User Session Analysis with Flink

Shreyans
Airtel Digital
Published in
7 min readMar 11, 2022
Image by Konstantin Dyadyun on Unsplash. Listen to the song here on Wynk

Wynk Music is India’s most loved music streaming app with listeners all across the country. We at Wynk wanted to study the listening patterns of our users and draw actionable insights to improve their overall user experience. We wanted to understand how a user behaves in each of their music listening “sessions”: What factors affect this behavior? How does a new product/feature impact session time? What are the main reasons for sessions to end? How many sessions are being created/closed at any given time?

We define a session as a period of continuous music listening with only small breaks in between:

More formally,

  • Two sessions are separated by a gap of inactivity of at least 30 minutes
  • A session is longer than 30 seconds.
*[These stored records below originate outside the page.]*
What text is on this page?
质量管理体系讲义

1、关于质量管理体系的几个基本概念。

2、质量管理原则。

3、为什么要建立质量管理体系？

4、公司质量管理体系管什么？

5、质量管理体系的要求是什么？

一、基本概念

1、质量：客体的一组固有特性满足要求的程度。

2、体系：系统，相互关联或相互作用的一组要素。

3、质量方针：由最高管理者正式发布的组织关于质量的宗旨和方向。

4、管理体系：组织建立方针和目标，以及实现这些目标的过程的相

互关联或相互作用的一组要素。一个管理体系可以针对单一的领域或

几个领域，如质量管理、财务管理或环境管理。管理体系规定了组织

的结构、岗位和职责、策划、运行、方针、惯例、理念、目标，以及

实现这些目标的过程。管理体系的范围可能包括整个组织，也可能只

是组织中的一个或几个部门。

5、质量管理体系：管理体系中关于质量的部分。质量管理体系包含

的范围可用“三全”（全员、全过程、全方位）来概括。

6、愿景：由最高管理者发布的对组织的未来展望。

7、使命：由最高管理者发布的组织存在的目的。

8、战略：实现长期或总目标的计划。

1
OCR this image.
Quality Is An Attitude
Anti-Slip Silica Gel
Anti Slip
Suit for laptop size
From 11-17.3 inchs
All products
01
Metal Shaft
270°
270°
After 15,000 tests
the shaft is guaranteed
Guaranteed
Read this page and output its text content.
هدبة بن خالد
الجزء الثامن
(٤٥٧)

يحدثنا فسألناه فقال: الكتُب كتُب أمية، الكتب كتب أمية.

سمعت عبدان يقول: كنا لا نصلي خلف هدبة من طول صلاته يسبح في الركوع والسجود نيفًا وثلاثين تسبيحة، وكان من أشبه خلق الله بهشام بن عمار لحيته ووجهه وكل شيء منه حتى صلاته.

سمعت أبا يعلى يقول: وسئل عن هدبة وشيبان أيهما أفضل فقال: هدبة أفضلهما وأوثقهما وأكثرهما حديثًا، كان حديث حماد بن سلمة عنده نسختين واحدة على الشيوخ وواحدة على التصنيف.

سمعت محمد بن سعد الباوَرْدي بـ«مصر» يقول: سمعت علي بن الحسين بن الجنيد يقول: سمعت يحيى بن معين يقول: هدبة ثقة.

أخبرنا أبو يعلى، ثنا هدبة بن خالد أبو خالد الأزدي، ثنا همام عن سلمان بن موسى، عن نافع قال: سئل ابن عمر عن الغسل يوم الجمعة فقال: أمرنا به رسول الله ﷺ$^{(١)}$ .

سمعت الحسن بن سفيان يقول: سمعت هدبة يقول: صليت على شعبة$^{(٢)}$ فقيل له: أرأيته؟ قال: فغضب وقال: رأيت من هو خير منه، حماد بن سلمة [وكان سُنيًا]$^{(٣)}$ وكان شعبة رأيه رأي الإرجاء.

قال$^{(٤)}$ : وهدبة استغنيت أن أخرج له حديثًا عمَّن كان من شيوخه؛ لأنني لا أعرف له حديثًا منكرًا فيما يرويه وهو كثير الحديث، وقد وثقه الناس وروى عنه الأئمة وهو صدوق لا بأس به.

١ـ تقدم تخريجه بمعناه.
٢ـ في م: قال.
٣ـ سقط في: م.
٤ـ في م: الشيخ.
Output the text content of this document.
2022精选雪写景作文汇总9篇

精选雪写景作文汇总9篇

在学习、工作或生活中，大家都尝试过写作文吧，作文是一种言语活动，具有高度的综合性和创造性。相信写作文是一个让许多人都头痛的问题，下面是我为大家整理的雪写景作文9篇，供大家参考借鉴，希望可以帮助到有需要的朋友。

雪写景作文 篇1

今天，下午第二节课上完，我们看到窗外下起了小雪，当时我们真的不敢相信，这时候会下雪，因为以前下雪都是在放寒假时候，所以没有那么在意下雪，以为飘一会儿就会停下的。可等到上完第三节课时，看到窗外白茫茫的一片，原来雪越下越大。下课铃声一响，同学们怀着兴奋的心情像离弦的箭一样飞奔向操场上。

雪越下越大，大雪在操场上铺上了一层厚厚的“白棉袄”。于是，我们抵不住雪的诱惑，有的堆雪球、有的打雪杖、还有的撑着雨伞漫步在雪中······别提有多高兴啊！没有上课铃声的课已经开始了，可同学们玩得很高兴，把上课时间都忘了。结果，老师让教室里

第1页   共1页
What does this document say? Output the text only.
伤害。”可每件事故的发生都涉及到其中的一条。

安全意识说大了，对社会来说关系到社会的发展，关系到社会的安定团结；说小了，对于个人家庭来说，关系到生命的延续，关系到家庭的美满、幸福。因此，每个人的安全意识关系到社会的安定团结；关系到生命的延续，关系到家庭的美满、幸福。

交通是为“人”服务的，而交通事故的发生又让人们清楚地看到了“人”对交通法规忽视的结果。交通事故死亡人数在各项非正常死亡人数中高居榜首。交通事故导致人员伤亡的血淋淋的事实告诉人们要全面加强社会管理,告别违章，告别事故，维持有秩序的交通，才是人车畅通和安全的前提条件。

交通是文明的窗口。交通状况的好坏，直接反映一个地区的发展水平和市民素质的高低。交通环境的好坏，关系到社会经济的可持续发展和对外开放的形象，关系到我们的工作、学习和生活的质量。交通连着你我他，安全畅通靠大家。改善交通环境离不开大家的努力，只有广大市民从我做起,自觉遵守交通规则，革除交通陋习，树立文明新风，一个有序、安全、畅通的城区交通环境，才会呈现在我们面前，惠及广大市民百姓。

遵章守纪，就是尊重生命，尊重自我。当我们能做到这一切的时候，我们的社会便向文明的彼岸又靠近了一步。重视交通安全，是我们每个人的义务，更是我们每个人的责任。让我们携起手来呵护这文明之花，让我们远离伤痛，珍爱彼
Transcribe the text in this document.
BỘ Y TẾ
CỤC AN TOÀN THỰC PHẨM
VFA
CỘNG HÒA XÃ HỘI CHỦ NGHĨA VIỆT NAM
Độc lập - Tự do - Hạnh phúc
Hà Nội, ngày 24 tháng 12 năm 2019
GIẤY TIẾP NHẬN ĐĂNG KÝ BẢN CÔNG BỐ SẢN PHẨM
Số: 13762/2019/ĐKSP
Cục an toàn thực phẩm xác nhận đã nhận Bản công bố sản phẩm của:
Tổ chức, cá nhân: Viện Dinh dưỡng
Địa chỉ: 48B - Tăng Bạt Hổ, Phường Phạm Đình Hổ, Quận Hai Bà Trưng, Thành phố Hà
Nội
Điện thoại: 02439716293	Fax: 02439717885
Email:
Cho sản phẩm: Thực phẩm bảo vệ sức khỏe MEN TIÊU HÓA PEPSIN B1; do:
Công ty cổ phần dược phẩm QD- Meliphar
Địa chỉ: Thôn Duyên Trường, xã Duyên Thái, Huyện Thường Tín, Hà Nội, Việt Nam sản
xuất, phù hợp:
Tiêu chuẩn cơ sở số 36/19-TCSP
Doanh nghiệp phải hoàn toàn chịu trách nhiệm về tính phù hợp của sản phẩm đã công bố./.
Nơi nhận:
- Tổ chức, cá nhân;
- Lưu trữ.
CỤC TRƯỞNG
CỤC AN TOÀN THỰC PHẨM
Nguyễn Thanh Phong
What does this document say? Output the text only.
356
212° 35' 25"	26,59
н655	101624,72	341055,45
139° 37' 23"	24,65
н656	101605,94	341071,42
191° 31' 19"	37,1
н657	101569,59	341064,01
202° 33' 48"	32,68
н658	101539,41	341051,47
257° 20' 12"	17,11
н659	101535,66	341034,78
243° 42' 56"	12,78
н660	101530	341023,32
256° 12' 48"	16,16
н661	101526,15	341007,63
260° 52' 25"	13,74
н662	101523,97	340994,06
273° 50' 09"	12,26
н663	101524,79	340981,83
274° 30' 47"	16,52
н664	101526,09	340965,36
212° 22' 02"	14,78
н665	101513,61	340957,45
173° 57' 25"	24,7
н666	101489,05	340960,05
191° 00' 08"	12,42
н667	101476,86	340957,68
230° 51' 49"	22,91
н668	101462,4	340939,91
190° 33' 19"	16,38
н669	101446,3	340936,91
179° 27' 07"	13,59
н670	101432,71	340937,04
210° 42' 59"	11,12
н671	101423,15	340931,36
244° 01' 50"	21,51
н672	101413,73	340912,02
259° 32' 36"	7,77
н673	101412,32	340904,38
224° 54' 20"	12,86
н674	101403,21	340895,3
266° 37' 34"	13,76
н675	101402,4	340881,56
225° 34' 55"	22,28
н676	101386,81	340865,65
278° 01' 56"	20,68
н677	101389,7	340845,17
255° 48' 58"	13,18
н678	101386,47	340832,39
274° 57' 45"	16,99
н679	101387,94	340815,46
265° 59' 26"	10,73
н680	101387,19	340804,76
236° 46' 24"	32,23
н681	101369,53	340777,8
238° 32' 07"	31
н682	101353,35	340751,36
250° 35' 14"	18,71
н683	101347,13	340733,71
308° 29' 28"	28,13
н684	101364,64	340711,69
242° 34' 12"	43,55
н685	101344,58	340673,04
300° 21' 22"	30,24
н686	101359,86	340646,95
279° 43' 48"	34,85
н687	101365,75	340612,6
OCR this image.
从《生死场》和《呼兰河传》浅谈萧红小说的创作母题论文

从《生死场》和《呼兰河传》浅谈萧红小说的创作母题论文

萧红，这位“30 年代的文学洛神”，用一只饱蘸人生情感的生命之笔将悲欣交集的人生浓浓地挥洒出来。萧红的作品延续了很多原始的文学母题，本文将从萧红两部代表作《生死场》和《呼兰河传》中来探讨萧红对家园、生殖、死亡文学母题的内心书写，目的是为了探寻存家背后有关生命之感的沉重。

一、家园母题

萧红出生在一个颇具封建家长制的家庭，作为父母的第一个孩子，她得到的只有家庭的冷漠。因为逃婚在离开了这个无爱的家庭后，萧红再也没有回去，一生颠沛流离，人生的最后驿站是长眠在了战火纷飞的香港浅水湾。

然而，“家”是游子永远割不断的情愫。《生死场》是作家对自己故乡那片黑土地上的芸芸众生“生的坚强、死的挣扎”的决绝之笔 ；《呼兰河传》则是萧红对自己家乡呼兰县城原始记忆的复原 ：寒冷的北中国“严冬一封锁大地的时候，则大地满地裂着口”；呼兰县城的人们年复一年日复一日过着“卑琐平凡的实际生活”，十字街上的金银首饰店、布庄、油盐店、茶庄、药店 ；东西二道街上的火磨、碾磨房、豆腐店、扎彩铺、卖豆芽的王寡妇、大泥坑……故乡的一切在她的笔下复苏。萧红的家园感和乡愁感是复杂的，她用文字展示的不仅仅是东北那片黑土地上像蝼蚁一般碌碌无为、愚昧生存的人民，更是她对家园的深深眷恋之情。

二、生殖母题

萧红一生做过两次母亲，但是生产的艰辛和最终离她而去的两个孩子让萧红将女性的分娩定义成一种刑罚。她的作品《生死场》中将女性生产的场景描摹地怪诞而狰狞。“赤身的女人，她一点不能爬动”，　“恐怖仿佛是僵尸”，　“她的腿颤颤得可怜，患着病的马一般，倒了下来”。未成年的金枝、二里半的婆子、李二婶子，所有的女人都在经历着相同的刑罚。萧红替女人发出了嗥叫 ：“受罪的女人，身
Any time shorter than that cannot be reasonably considered intentional on the user’s part.
  • The end of the day does not affect the definition of a session.
  • App relaunching because of crashes or uninstalling opens a new session.

But how do we measure user activity? Essentially, what we need are markers that can track and convey intent on our user’s behalf. We already have a sturdy app analytics system in place, so why reinvent the wheel? We leverage this system which gives us access to more than 150+ event markers and also serves as a starting point for us to define our application requirements.

System Requirements

  • Our system should be able to process ~2TB of event logs per day while giving near real-time results.
  • It should be robust. Wynk has multiple client versions across Android, iOS, and Web. Each of these clients sends a dynamic payload with each event log. The system should be able to handle any such input thrown at it.
  • It should be easily recoverable. In case of any component failure, we should be able to get the system back up and running without any data loss.
  • It should give near accurate results. We have no control over when a client will send event logs. All of our client implementations buffer events for a brief period before pushing them to reduce the number of API calls to our backend system. Consider a scenario where a client goes offline before it sends a batch of event logs. This batch of events will arrive for processing whenever the client comes back online.. which might be (realistically) many hours later and in the worst cases, days later. Building a completely accurate system in such a scenario would require immense resources. Hence as a trade-off, we expect the system to give us near accurate results.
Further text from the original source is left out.